Critical Overview
When A Clockwork Orange was published in 1962, it had twenty-one chapters. Its American edition, however, was published with only twenty chapters a year later, the publisher W. W. Norton having removed the last chapter because they thought it was too sentimental. It was not until 1987 that American editions were published with the last chapter included. Of the controversy, Burgess writes in his essay "A Clockwork Orange Resucked," found in the 1987 edition: "My book was Kennedyan and accepted the notion of moral progress. What was really wanted was a Nixonian book with no shred of optimism in it."
The reviews the novel received were generally favorable and emphasized both its thematic elements and its style. An anonymous reviewer for the New York Times calls the book "brilliant," and writes, "A Clockwork Orange is a tour-de-force in nastiness, an inventive primer in total violence, a savage satire on the distortions of the single and collective minds." The 1987 American edition carries a blurb from Time magazine which states, "Anthony Burgess has written what looks like a nasty little shocker, but is really that rare thing in English letters—a philosophical novel."
The novel has received its share of attention from academic critics as well. John W. Tilton, writing in Cosmic Satire in the Contemporary Novel, praises Burgess's use of Nadsat, saying that Burgess used it "[t]o assure the survival of the novel by creating a slang idiom for Alex that would not grow stale or outmoded as real slang does." In his study of Burgess's novels entitled The Clockwork Universe of Anthony Burgess, critic Richard Mathews writes that "A Clockwork Orange is a masterpiece as both a novel and a film."

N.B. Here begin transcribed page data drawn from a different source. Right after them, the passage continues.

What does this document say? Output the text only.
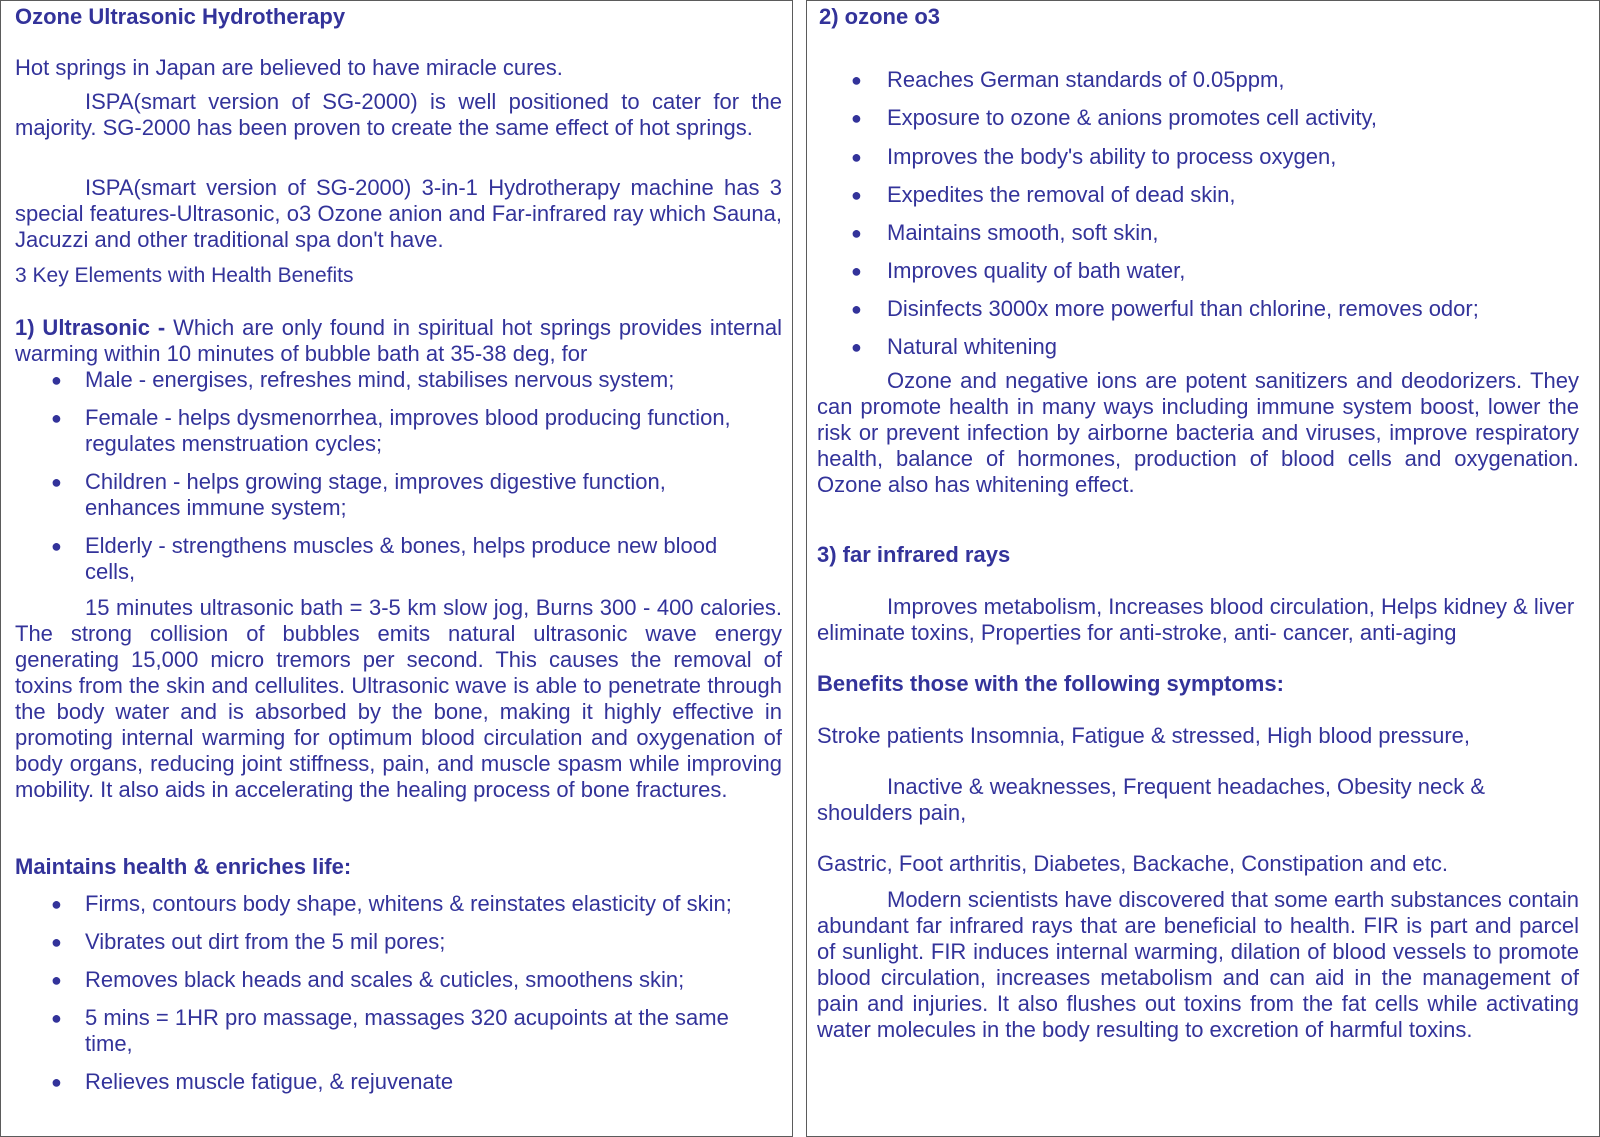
Ozone Ultrasonic Hydrotherapy
Hot springs in Japan are believed to have miracle cures.
ISPA(smart version of SG-2000) is well positioned to cater for the majority. SG-2000 has been proven to create the same effect of hot springs.
ISPA(smart version of SG-2000) 3-in-1 Hydrotherapy machine has 3 special features-Ultrasonic, o3 Ozone anion and Far-infrared ray which Sauna, Jacuzzi and other traditional spa don't have.
3 Key Elements with Health Benefits
1) Ultrasonic - Which are only found in spiritual hot springs provides internal warming within 10 minutes of bubble bath at 35-38 deg, for
● Male - energises, refreshes mind, stabilises nervous system;
● Female - helps dysmenorrhea, improves blood producing function, regulates menstruation cycles;
● Children - helps growing stage, improves digestive function, enhances immune system;
● Elderly - strengthens muscles & bones, helps produce new blood cells,
15 minutes ultrasonic bath = 3-5 km slow jog, Burns 300 - 400 calories. The strong collision of bubbles emits natural ultrasonic wave energy generating 15,000 micro tremors per second. This causes the removal of toxins from the skin and cellulites. Ultrasonic wave is able to penetrate through the body water and is absorbed by the bone, making it highly effective in promoting internal warming for optimum blood circulation and oxygenation of body organs, reducing joint stiffness, pain, and muscle spasm while improving mobility. It also aids in accelerating the healing process of bone fractures.
Maintains health & enriches life:
● Firms, contours body shape, whitens & reinstates elasticity of skin;
● Vibrates out dirt from the 5 mil pores;
● Removes black heads and scales & cuticles, smoothens skin;
● 5 mins = 1HR pro massage, massages 320 acupoints at the same time,
● Relieves muscle fatigue, & rejuvenate
2) ozone o3
● Reaches German standards of 0.05ppm,
● Exposure to ozone & anions promotes cell activity,
● Improves the body's ability to process oxygen,
● Expedites the removal of dead skin,
● Maintains smooth, soft skin,
● Improves quality of bath water,
● Disinfects 3000x more powerful than chlorine, removes odor;
● Natural whitening
Ozone and negative ions are potent sanitizers and deodorizers. They can promote health in many ways including immune system boost, lower the risk or prevent infection by airborne bacteria and viruses, improve respiratory health, balance of hormones, production of blood cells and oxygenation. Ozone also has whitening effect.
3) far infrared rays
Improves metabolism, Increases blood circulation, Helps kidney & liver eliminate toxins, Properties for anti-stroke, anti- cancer, anti-aging
Benefits those with the following symptoms:
Stroke patients Insomnia, Fatigue & stressed, High blood pressure,
Inactive & weaknesses, Frequent headaches, Obesity neck & shoulders pain,
Gastric, Foot arthritis, Diabetes, Backache, Constipation and etc.
Modern scientists have discovered that some earth substances contain abundant far infrared rays that are beneficial to health. FIR is part and parcel of sunlight. FIR induces internal warming, dilation of blood vessels to promote blood circulation, increases metabolism and can aid in the management of pain and injuries. It also flushes out toxins from the fat cells while activating water molecules in the body resulting to excretion of harmful toxins.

Comparing the kind of government in the novel to "a rotten mechanical fruit," Mathews argues that Alex's "disturbed spirit may somewhere awaken our sleeping moral sensibilities." Robert O. Evans, in his essay on Burgess in British Novelists since 1900, considers the work "an expression of disgust and revulsion about what has happened to society in our lifetimes." In her essay, "Linguistics, Mechanics, and Metaphysics: Anthony Burgess's A Clockwork Orange," Esther Petix writes, "The reader is as much a flailing victim of the author as he is a victim of time's finite presence." Petix notes that, like Alex, the reader also comes of age in reading the book, and "is charged with advancement and growth."